CLIP identity: Max cosine similarity of generations vs. references (OpenCLIP ViT-H/14)
LPIPS identity: Perceptual distance to nearest reference (VGG-based)
Clean-FID: Distribution distance vs. 20-image reference set
Intra-set diversity: Average LPIPS between generation pairs (120 sampled pairs/run)
Overfitting proxy: Fraction of samples with cosine > 0.35 to training set

Important caveats on metrics:

FID with 20 references vs. 40 generations is below the sample size where Clean-FID estimates are reliable. Treat FID rankings as directional only, small differences (e.g., 189 vs. 194) are likely within noise.

The overfitting proxy saturated at 1.0 for all runs, meaning the cosine > 0.35 threshold is too permissive for single-character LoRAs. This metric provides no discriminative signal in this study. A continuous mean similarity score would be more informative for future work.

4. Results

4.1 Full Results Table

run_id	data_size	batch_size	epochs	clip_identity	lpips_identity	diversity_lpips	fid
1	400	4	25	0.8470	0.5267	0.5460	191.66
2	400	2	25	0.8430	0.5231	0.5290	207.70
3	400	1	25	0.8530	0.5237	0.5480	198.26
4	200	4	50	0.8650	0.5086	0.4970	193.53
5	200	2	50	0.8580	0.5082	0.5200	200.96
6	200	1	50	0.8550	0.5087	0.5240	191.87
7	100	4	100	0.8590	0.5157	0.5320	199.43
8	100	2	100	0.8530	0.5187	0.5360	210.29
9	100	1	100	0.8590	0.5188	0.5230	207.96
10	50	4	200	0.8580	0.5367	0.5640	189.12
11	50	2	200	0.8600	0.5176	0.5380	192.47
12	50	1	200	0.8680	0.5272	0.5600	189.48
13	25	4	400	0.8760	0.5291	0.5660	194.55
14	25	2	400	0.8860	0.5047	0.5400	189.06
15	25	1	400	0.8720	0.5214	0.5800	201.60

4.2 The Epoch Confound

The central finding: epoch count explains CLIP identity better than dataset size and batch size combined.
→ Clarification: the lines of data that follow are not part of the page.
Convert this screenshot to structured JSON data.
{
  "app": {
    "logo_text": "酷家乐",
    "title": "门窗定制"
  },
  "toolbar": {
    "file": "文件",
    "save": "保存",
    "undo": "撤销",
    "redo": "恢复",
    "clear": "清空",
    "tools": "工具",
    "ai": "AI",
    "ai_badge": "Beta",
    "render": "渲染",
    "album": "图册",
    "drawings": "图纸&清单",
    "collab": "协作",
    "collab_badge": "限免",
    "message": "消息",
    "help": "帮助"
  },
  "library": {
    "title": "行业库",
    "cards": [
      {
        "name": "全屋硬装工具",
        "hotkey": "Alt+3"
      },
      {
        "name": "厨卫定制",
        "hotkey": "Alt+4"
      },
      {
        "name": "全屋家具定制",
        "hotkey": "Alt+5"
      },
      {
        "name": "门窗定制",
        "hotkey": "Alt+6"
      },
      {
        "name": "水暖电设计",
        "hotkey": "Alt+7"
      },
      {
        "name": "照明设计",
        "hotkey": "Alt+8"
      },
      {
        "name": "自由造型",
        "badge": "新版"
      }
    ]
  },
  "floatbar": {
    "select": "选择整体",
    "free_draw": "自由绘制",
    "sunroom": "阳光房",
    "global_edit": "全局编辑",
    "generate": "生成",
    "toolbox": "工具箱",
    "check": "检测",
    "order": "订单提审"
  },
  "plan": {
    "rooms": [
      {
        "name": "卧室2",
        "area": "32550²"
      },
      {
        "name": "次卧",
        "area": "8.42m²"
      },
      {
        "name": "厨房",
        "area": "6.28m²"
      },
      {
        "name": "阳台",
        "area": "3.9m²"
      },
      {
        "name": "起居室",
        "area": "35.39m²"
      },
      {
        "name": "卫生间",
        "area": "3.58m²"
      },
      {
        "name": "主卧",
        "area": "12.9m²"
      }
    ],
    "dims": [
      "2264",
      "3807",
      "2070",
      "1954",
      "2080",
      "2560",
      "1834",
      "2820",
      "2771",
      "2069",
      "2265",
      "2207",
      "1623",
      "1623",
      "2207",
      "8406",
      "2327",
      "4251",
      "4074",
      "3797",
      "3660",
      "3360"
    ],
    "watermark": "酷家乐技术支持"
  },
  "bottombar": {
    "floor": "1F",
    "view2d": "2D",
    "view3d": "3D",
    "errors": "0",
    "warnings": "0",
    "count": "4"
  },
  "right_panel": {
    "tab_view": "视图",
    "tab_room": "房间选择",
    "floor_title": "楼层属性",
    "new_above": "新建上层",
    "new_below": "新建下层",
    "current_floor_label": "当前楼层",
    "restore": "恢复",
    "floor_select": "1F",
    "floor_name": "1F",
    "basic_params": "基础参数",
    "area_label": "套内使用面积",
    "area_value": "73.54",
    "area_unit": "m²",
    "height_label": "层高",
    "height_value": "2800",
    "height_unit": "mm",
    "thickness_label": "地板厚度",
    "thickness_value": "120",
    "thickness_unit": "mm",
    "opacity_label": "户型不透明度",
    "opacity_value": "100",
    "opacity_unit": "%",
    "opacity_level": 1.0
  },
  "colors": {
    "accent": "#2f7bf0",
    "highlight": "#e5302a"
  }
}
Log-linear regression results (n = 15 runs):

Metric	Model A: data × batch (adjusted R²)	Model B: epochs alone (adjusted R²)	Winner
clip_identity	0.6060	0.6666	Epochs
lpips_identity	−0.2059	−0.0650	Epochs
fid	−0.1024	0.0022	Epochs
diversity_lpips	0.1534	0.2679	Epochs

Epochs alone wins on every metric. The full interaction model (data × batch) with 4 parameters cannot beat a single-predictor epochs model on adjusted R². This indicates that previously reported dataset-size effects in LoRA training may be largely attributable to uncontrolled variation in epoch count.

Key correlations:

log(epochs) → CLIP identity: +0.83 (strong positive)
log(data_size) → CLIP identity: −0.83 (strong negative but this is the same signal, inverted)
log(batch_size) → CLIP identity: −0.02 (essentially zero)

The equal-magnitude, opposite-sign correlations between log(epoch count) and log(dataset size) with CLIP identity (±0.83) confirm that these variables encode the same underlying factor, total per-image exposure, rather than independent effects. The gap between the epoch–identity correlation (r = +0.83) and the epoch–diversity correlation (r = +0.57) further indicates that increased training exposure disproportionately improves semantic similarity relative to output variation. This is a pattern consistent with partial memorization rather than generalization.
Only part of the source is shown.